On the occasion of the Prague Symphony Orchestra's celebration of their jubilee 90th season, Supraphon released further album dedicated to Prague performed by this top Czech orchestra conducted by their chief coonductor Tomáš Brauner. This time, the musical selections are focused on the end of the 19th century. The Prague Symphony Orchestra is reaffirming that the Czech late-romantic repertoire is the native language most natural to them. Just before the release of the album Smetana, Dvořák, Suk, Ostrčil: Music for Prague, we spoke with the Prague Symphony Orchestra programming director Martin Rudovský.

Can you tell us how the musical selections were chosen for Music for Prague?

Having made a recording devoted to Karel Husa and his evocative composition Music for Prague 1968, we turned our attention to a different portrait of Prague. It is no a less dramatic, but one might say more traditional picture of Prague, that can still be recognised from the city’s present appearance. That is why we chose Dvořák, Smetana, and Suk and their compositions connected with Prague.

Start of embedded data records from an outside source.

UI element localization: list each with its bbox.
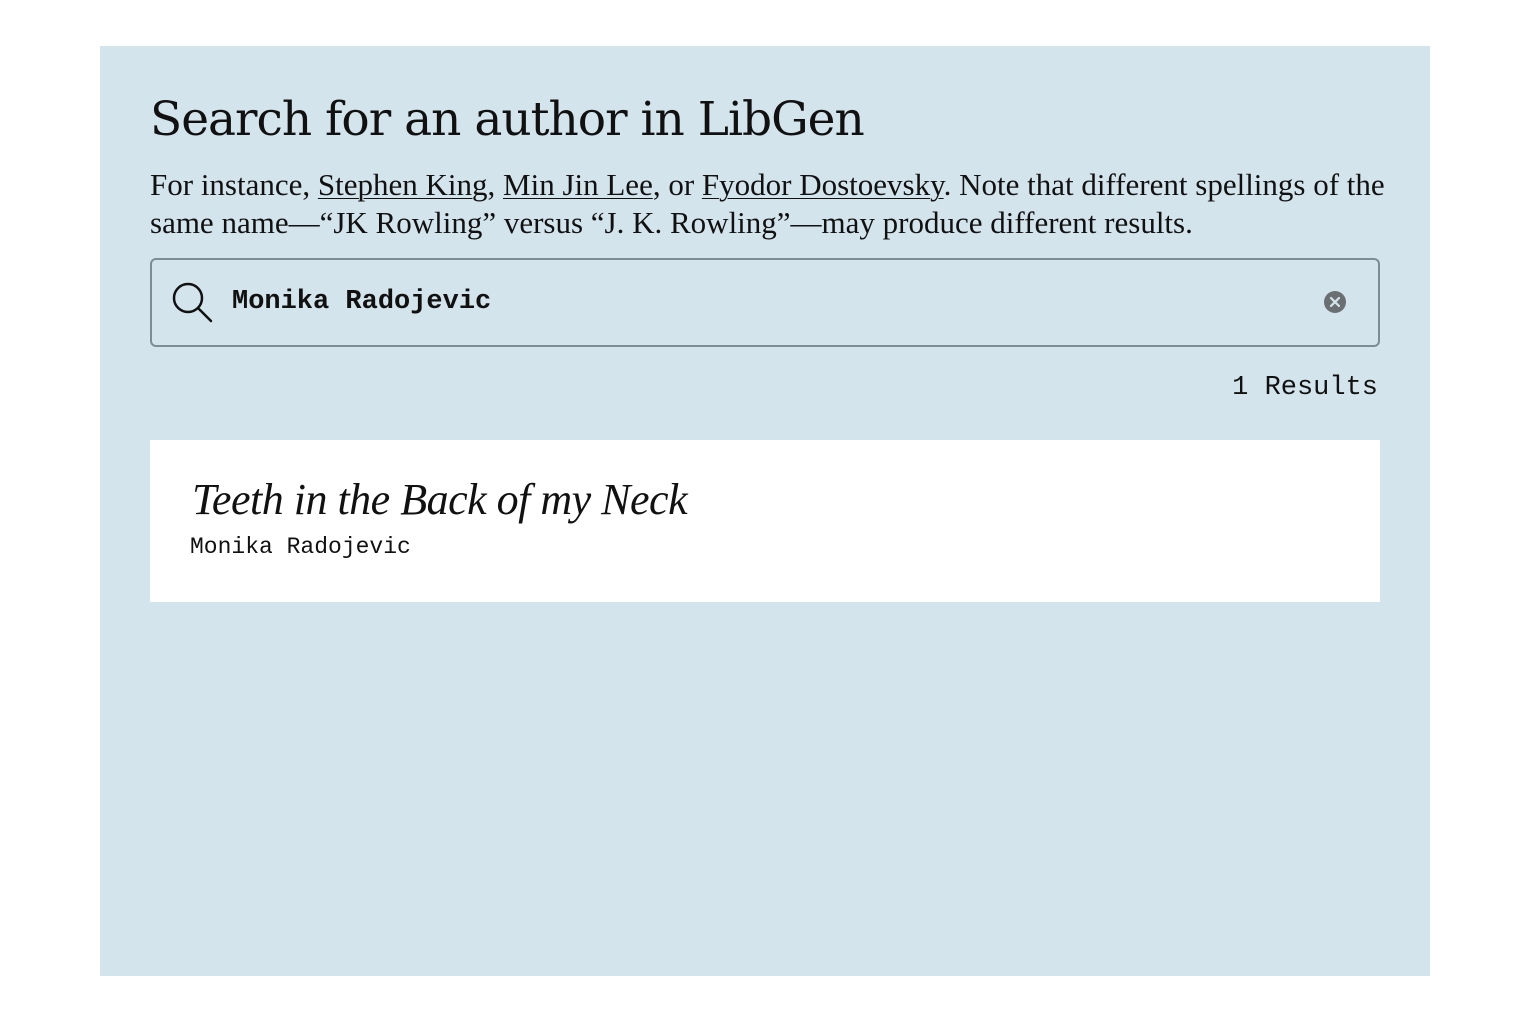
intro-separator: ,: [487, 167, 504, 202]
intro-text: For instance, Stephen King, Min Jin Lee,…: [150, 166, 1390, 242]
result-author: Monika Radojevic: [190, 534, 411, 560]
example-link-fyodor-dostoevsky[interactable]: Fyodor Dostoevsky: [702, 167, 944, 202]
example-link-min-jin-lee[interactable]: Min Jin Lee: [503, 167, 653, 202]
result-title[interactable]: Teeth in the Back of my Neck: [192, 474, 688, 526]
search-icon: [172, 282, 213, 323]
example-link-stephen-king[interactable]: Stephen King: [318, 167, 488, 202]
page-title: Search for an author in LibGen: [150, 92, 865, 147]
intro-prefix: For instance,: [150, 167, 318, 202]
search-input[interactable]: [232, 274, 1292, 330]
search-panel: Search for an author in LibGen For insta…: [100, 46, 1430, 976]
clear-icon[interactable]: [1324, 291, 1346, 313]
intro-separator: , or: [652, 167, 702, 202]
results-count: 1 Results: [1232, 373, 1378, 403]
result-card[interactable]: Teeth in the Back of my Neck Monika Rado…: [150, 440, 1380, 602]
search-box[interactable]: [150, 258, 1380, 347]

Some connections with Prague are obvious at first glance, like Smetana’s Vyšehrad and Prague Carnival or Suk’s Praga, but other connections are more below the surface, like the overture Můj domov (My Home), which is part of music that Dvořák wrote at the request of the Provisional Theatre’s management for the play Josef Kajetán Tyl by František Ferdinand Šamberk.

The Tale of Šemík is a virtually unknown symphonic poem written by Otakar Ostrčil at just 19 years of age. How difficult was it to prepare this work?

Of course, it is more difficult to do a work that has been forgotten and is not performed, but then again it is all the more interesting and adventurous to help bring something like that into the world. A challenge, one might say! By the way, there is only one previous recording; it was made, as chance would have it, by our orchestra in 1970. But the symphonic poem is not in its complete form, and the technical quality of the recording is imperfect. So now we have the first complete studio recording.

Dvořák’s Fanfare for the Opening of the National Jubilee Exhibition in Prague is another unique item in this album. What attracted you to it?

It simply fit in terms of its topic, style, and duration. And a fanfare is always appropriate for opening a programme! We’re quite pleased about it because it is otherwise difficult to fit the piece in somewhere, partly because it is written for four trumpets and timpani. We even have a period report: “The maestro Dr. Antonín Dvořák composed the fanfares especially for the occasion, and they were also performed only at exhibition ceremonies by sixteen trumpet players and one timpanist. The sounds of the fanfares made the impression on the public of an indescribable kind of satisfaction and exaltation, and they heightened the people’s enthusiasm to the point of rapturous excitement.” That must have been quite a sound!

What important things await the Prague Symphony Orchestra in the Year of Czech Music?

Lots and lots of Czech music, of course, but also our 90th birthday; the orchestra was established in the autumn of 1934, which was also a Year of Czech Music. For this reason, special concerts have been planned in June at Vyšehrad and in October at the Radio Palace.